The function of the GO Slimmer tool is to remap granular, specific annotations up to a user-specified set of high-level terms. This subset of terms, referred to as a ’GO slim‚, provides a useful overview of a dataset and facilitates the reporting and analysis of large result sets, such as GO annotations to a genome or microarray expression data. Like the Term Enrichment tool, GO Slimmer also offers a wide array of input, filtering and output options.
This web utility gives users the ability to perform SQL queries directly on the GO database. GOOSE includes many sample queries to aid novice users and allows results to be retrieved as a web page or as tab-delimited text.
AmiGO is a server-based Perl application that retrieves information from a database and processes it to produce web pages. It employs the go-perl (http://search.cpan.org/~cmungall/go-perl) and go-db-perl http://search.cpan.org/~cmungall/go-db-perl) libraries to access and structure database information; this gives AmiGO the flexibility to be used with a number of different ontology formats and database schemas. To ensure its utility as a web-based application, developers emphasize making AmiGO standards compliant and accessible for all users. AmiGO is open source software and is freely available to distribute and modify.

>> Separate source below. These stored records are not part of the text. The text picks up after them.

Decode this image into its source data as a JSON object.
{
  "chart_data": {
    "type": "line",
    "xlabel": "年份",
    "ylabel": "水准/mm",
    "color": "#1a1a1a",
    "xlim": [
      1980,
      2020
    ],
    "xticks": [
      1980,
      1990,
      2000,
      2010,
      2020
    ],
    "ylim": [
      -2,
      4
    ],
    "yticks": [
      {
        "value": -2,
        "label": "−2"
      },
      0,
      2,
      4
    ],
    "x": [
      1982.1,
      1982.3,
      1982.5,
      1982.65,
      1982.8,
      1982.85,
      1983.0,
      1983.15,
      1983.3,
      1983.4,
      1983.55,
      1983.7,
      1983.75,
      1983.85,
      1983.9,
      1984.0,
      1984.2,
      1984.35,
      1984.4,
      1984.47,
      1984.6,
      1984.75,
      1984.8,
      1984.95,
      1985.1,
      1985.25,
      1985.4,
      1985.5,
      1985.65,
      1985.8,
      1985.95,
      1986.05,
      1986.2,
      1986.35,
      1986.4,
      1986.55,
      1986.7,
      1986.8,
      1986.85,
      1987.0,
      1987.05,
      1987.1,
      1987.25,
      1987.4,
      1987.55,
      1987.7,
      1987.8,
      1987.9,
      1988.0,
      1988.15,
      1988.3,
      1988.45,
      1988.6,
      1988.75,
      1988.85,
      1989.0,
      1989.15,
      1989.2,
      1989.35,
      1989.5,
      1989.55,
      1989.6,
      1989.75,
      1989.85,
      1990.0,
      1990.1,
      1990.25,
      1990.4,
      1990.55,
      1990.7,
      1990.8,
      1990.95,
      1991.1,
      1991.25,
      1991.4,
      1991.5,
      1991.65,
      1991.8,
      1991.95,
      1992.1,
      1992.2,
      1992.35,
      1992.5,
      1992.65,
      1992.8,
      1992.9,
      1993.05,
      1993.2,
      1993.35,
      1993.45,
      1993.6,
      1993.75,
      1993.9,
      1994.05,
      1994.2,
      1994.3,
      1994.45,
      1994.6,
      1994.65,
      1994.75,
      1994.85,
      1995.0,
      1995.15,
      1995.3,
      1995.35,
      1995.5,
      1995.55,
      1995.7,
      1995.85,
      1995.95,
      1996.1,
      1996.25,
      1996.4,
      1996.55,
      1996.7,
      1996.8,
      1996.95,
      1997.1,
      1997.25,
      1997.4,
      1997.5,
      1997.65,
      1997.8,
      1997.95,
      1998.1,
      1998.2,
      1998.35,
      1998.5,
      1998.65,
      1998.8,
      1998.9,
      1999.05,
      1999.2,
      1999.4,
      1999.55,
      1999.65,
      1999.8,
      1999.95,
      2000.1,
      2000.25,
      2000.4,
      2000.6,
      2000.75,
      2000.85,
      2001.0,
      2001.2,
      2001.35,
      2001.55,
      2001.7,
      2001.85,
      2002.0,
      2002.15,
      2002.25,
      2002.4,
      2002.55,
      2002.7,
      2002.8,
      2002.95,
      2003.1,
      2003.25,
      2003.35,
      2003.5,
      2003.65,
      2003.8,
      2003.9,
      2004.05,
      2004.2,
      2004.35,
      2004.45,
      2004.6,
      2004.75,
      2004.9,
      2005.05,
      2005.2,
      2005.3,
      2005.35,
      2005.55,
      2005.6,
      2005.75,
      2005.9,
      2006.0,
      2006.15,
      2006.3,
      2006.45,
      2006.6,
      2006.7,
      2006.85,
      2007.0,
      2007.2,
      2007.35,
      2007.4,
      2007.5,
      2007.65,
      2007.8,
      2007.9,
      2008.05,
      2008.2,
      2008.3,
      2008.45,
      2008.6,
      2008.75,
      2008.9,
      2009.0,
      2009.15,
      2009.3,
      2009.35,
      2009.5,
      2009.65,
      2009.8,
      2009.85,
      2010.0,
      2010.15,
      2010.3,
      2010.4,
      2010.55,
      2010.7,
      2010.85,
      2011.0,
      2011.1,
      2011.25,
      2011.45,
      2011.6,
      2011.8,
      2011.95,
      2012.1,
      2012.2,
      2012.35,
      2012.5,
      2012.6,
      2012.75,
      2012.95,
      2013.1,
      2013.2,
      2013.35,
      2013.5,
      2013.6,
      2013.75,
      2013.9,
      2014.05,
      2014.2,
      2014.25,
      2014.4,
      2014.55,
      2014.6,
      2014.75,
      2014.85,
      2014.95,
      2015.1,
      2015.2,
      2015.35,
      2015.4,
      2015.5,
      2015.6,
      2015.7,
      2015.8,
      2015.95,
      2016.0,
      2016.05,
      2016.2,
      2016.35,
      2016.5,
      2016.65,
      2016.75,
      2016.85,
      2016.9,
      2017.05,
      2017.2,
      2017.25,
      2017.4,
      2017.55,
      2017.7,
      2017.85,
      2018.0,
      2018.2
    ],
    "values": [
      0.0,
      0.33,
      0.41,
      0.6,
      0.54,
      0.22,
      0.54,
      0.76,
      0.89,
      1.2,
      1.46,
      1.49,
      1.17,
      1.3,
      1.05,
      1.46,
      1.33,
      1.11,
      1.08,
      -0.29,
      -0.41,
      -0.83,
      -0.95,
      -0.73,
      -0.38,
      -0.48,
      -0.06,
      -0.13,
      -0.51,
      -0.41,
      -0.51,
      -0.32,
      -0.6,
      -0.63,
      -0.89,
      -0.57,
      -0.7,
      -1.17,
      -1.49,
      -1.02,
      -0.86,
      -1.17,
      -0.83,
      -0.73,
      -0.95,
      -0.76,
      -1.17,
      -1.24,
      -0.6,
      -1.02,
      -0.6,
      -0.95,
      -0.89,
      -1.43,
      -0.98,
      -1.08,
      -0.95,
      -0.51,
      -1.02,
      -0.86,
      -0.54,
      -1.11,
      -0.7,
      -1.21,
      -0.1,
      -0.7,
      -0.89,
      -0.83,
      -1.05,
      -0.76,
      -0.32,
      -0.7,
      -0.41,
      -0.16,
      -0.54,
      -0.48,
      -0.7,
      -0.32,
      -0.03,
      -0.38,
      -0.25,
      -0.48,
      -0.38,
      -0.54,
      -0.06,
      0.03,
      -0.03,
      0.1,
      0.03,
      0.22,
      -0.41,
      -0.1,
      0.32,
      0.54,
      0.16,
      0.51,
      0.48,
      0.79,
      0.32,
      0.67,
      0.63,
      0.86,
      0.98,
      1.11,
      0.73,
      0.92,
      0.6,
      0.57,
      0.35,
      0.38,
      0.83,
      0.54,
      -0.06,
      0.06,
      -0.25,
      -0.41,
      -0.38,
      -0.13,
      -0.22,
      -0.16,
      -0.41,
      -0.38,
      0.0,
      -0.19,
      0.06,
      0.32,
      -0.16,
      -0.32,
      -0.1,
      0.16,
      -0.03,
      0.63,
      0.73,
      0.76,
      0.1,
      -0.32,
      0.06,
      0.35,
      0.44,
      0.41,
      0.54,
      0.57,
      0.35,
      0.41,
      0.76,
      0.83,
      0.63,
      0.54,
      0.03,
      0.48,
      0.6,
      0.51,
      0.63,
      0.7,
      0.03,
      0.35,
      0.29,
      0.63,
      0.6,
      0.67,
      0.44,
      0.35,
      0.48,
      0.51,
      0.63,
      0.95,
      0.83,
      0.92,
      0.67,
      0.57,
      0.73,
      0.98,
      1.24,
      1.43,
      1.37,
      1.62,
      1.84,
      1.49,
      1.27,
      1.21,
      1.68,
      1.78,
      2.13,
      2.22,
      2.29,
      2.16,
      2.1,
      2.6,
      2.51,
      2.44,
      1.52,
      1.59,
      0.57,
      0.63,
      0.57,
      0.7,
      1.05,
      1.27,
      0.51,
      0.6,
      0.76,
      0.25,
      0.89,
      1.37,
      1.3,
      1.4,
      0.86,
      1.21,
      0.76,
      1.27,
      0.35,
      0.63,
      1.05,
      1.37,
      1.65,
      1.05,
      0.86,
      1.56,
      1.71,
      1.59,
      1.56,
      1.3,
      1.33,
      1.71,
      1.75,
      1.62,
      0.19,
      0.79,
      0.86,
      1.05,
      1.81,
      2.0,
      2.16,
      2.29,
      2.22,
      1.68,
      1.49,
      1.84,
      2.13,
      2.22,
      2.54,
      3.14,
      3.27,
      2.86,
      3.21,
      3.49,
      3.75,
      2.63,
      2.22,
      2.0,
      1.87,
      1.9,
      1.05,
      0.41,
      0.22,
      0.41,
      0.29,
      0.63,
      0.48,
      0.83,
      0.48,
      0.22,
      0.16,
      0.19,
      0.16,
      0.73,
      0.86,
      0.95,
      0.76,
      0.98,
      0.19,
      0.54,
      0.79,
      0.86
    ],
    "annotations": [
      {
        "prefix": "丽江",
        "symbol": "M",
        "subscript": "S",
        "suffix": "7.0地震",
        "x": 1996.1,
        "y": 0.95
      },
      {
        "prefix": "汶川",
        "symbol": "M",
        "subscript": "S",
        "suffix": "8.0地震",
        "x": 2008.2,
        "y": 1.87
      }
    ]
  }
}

AmiGO is under active development to keep pace with growth in the volume and variety of data available. The evolution of AmiGO is directed by the changing needs of the user base, new initiatives within the GO project and the possibilities presented by new web technologies. Current areas of focus include integration of GO Reference Genome (http://www.geneontology.org/GO.refgenome.shtml) data, development of new ontology visualizations and exploration of community-driven annotation through wiki-style software. User feedback is welcomed by the AmiGO developers, and can be submitted via the AmiGO feature request (http://sourceforge.net/tracker/?group_id=36855&atid=494390) or bug (http://sourceforge.net/tracker/?group_id=36855&atid=908269) trackers.
The AmiGO Hub Group is composed of A.I., Jane Lomax (EBI, Hinxton, UK); S.C., Chris Mungall (BBOP, LBNL, Berkeley, CA, USA); Benjamin Hitz, Rama Balakrishnan (SGD, Stanford University, Stanford, CA, USA); Mary Dolan (MGI, The Jackson Laboratory, Bar Harbor, ME, USA). The Web Presence Working Group is composed of the AmiGO Hub Group; Valerie Wood (GeneDB, Wellcome Trust Sanger Institute, Hinxton, UK); Eurie Hong (SGD, Stanford University, Stanford, CA, USA); Pascale Gaudet (dictyBase, Northwestern University, Chicago, IL, USA). The authors gratefully acknowledge the support and advice of our colleagues in the GO Consortium.
Funding: National Human Genome Research Institute (P41 grant 5P41HG002273-08 to Gene Ontology Consortium).
Conflict of Interest: none declared.